In quel tempo, Gesù disse ai suoi discepoli:
«Avete anche inteso che fu
detto agli antichi: “Non giurerai il falso, ma adempirai verso il Signore i
tuoi giuramenti”. Ma io vi dico: non giurate affatto, né per il cielo, perché è
il trono di Dio, né per la terra, perché è lo sgabello dei suoi piedi, né per
Gerusalemme, perché è la città del grande Re. Non giurare neppure per la tua
testa, perché non hai il potere di rendere bianco o nero un solo capello. Sia
invece il vostro parlare: “Sì, sì”, “No, no”; il di più viene dal Maligno».
2Cor 5,14-21 Sal 102
Mt 5,33-37
Il giuramento è un fenomeno
curioso.

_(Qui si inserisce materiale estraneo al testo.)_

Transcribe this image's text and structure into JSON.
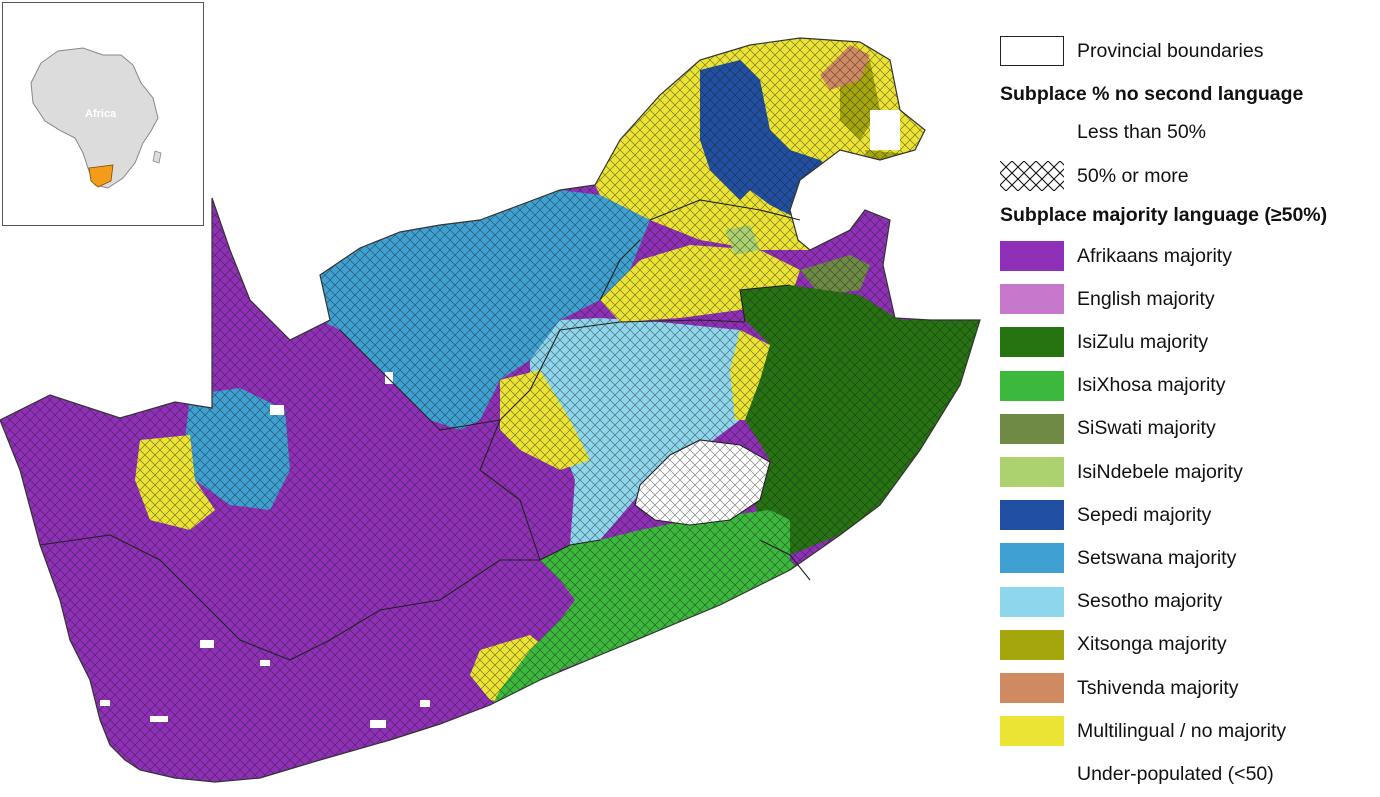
{
  "inset": {
    "label": "Africa"
  },
  "legend": {
    "boundaries_label": "Provincial boundaries",
    "second_language_title": "Subplace % no second language",
    "second_language_items": [
      {
        "label": "Less than 50%",
        "pattern": "none"
      },
      {
        "label": "50% or more",
        "pattern": "crosshatch"
      }
    ],
    "majority_title": "Subplace majority language (≥50%)",
    "majority_items": [
      {
        "label": "Afrikaans majority",
        "color": "#9030b8"
      },
      {
        "label": "English majority",
        "color": "#c878cc"
      },
      {
        "label": "IsiZulu majority",
        "color": "#267312"
      },
      {
        "label": "IsiXhosa majority",
        "color": "#3cb83c"
      },
      {
        "label": "SiSwati majority",
        "color": "#6e8a44"
      },
      {
        "label": "IsiNdebele majority",
        "color": "#abd26e"
      },
      {
        "label": "Sepedi majority",
        "color": "#2150a2"
      },
      {
        "label": "Setswana majority",
        "color": "#3fa0d2"
      },
      {
        "label": "Sesotho majority",
        "color": "#8ed6ec"
      },
      {
        "label": "Xitsonga majority",
        "color": "#a5a50c"
      },
      {
        "label": "Tshivenda majority",
        "color": "#cf8a62"
      },
      {
        "label": "Multilingual / no majority",
        "color": "#ece434"
      }
    ],
    "underpopulated_label": "Under-populated (<50)"
  },
  "colors": {
    "africa_fill": "#dcdcdc",
    "south_africa_highlight": "#f39c1a",
    "boundary": "#222222"
  }
}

Giuriamo per cose sulle quali in realtà non abbiamo potere. Sottilmente,
il giuramento di questo tipo nasconde una credenza superstiziosa. Gesù va oltre
la superstizione, ma va oltre anche la svalutazione della parola. L’uomo – zoon
logikon – è al contempo «animale razionale» e «animale della parola». Detto
altrimenti, la peculiarità originaria dell’uomo è la parola e, conseguentemente,
l’essere di parola. Tener fede alla propria parola è somigliare a Dio la cui
Parola non è un flatus vocis, ma il Figlio amato prima del tempo ed in
eterno. Cristo ci chiama a sostanziare la nostra parola… non è esagerato dire
che, anche qui, ci invita a somigliare alla Trinità.